Friday, October 19, 2007

Chakrabarty's view on history (Kelsey Hunter, Week 8 Substantive)

Chakrabarty's piece "Postcoloniality and the Artifice of History: Who Speaks for "Indian" Pasts?" brings up a very interesting point about the place of history in the education of any schoolboy or girl. History is "embedded in institutional practices that evoke the nation state" and this role of history teaches everyone that "the nation state is the most desirable form of political community" (19). Chakrabarty claims both European imperialism and third-world nationalism is responsible for this aspiration to the nation state.
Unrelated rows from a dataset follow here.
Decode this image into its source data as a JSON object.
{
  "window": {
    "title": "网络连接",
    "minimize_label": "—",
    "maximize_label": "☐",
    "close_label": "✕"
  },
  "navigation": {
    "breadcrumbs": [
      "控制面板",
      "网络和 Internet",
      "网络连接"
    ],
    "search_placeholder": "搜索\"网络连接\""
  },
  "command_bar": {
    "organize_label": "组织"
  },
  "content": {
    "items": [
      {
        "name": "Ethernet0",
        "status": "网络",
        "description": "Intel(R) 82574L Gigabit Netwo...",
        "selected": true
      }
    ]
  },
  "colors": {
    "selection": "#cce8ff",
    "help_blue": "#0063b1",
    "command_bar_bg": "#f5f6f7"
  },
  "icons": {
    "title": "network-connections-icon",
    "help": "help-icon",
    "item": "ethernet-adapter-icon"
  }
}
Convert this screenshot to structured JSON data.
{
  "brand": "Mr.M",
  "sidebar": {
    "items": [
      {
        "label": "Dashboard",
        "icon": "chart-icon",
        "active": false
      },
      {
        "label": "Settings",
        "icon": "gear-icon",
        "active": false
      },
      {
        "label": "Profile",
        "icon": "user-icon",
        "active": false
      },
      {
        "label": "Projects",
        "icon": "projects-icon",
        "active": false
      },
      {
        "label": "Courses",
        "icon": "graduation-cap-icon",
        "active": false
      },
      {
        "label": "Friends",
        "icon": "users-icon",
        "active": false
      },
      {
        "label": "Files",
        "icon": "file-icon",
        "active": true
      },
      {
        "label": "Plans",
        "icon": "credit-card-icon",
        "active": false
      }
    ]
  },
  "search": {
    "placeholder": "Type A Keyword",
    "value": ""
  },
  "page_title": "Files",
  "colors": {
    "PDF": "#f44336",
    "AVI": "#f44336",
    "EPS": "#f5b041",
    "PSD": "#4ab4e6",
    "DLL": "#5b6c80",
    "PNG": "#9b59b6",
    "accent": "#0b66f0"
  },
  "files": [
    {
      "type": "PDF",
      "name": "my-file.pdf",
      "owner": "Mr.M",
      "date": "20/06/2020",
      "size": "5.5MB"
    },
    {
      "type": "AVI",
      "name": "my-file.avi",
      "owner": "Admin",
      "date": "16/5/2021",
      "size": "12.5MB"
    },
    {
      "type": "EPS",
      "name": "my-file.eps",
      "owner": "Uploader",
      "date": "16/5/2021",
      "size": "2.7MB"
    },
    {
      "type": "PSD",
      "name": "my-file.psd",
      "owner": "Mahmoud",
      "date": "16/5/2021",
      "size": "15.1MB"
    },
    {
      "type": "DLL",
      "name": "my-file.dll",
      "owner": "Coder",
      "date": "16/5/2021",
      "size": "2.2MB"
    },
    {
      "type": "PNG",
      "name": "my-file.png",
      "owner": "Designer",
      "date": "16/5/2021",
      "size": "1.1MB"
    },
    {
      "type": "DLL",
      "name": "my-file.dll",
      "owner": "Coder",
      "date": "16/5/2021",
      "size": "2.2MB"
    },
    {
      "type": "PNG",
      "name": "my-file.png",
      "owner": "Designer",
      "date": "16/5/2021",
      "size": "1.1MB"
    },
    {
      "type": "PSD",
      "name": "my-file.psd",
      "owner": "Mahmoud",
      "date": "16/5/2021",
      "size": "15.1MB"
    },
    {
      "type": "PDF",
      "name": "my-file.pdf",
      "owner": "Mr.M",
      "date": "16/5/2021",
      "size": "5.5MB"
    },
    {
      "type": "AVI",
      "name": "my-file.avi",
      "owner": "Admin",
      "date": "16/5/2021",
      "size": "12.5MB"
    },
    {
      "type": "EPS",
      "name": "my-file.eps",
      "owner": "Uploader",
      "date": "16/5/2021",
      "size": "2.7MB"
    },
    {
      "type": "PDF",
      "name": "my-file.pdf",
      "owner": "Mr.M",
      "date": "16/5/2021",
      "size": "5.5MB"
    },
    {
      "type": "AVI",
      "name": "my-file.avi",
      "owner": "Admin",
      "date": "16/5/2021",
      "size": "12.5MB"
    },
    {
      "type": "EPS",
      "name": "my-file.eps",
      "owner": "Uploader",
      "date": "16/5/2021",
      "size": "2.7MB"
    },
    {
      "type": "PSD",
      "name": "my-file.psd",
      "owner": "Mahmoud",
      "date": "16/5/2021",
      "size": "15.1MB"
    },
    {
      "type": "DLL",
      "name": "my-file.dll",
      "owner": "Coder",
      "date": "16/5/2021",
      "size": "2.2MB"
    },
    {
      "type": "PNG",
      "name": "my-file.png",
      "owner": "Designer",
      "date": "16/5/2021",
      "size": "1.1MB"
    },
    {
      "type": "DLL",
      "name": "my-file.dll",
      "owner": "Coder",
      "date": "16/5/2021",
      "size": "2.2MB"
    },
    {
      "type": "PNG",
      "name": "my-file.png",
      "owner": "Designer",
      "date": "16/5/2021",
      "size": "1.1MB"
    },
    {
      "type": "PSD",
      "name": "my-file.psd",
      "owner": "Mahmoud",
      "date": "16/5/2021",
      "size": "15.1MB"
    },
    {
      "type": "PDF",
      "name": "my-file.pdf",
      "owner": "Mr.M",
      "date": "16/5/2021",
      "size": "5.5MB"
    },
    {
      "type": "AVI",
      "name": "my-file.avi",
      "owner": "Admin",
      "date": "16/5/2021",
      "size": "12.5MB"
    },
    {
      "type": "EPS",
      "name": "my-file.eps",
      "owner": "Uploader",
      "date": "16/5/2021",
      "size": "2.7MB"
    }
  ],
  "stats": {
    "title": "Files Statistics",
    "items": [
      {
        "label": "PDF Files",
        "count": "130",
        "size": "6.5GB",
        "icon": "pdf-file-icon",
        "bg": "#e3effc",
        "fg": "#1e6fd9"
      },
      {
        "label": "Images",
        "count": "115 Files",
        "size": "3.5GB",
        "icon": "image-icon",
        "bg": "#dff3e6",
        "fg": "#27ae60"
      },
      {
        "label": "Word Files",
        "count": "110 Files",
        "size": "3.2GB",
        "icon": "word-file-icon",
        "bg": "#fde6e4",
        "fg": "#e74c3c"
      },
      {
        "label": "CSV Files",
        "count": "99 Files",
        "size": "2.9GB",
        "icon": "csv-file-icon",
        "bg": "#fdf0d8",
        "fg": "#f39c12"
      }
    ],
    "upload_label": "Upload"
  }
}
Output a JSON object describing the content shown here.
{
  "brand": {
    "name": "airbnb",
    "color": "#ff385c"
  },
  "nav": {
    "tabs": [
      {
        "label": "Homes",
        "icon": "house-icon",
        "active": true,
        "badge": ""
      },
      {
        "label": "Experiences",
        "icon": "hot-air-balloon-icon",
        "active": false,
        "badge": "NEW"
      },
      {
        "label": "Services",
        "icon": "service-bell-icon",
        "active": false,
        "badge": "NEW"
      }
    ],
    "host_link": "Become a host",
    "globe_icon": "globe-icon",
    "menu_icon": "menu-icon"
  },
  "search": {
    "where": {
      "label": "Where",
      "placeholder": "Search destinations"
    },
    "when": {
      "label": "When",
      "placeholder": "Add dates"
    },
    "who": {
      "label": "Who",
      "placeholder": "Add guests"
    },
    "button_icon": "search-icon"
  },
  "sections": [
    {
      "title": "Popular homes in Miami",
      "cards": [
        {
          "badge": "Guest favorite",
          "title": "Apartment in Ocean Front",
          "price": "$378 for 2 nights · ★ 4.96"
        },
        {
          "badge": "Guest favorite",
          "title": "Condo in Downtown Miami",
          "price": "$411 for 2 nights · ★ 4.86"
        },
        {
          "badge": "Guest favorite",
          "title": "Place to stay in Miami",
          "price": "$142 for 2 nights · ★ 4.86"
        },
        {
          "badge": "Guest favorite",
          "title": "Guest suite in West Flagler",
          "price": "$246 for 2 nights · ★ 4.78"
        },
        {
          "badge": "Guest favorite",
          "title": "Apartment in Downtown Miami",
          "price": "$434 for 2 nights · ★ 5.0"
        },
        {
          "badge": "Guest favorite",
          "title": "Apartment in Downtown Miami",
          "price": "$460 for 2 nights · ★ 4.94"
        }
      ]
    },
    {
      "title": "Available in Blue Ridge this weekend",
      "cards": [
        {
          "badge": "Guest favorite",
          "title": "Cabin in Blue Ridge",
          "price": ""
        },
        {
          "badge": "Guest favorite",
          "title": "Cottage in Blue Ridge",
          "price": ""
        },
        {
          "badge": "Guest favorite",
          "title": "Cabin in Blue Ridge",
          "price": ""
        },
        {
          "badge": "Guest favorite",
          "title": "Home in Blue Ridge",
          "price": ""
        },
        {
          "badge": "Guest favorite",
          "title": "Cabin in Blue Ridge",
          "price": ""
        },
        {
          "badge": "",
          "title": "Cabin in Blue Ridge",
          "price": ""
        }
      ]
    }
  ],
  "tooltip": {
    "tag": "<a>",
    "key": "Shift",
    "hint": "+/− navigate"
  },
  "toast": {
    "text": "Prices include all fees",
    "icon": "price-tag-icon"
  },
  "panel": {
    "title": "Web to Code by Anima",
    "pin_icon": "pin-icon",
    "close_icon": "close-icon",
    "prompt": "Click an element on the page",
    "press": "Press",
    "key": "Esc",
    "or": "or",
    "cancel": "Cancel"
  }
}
The Europeans implanted the notions of "freedom" and "citizenship" in the minds of their colonial subjects (not citizens) and although these ideas take on meanings distinct from their original European meanings, freedom and citizenship became the aspirations of the natives both pre and postcolonialism. The intense influence of European dominance on their colonial subjects is revealed in the ways the subjects begin to view modernity and also nationalism. These influences create the contradictions inherent in any history that claims to be "Indian". Any Indian history is one of "lack" or "inadequacy" precisely because it has been influenced by Europeans.
After all of this discussion of what is missing in Indian history, I found it interesting that Chakrabarty concludes not by claiming a need to revise history as written by Indians, but instead to revise history as written by Europeans or at least history about Europeans. He sees this need to dispose of such a Eurocentric history of the world as one that would also have to dispose of "modernity" and "citizenship" as the ideals and themes of history. I personally do not believe this will happen because no one wants to portray themselves in a negative light, so I do not think Europeans will revise their history, but I do think it is important that those living in the so-called "Third World" or the subaltern continue to seek their own history and to portray it in their own context.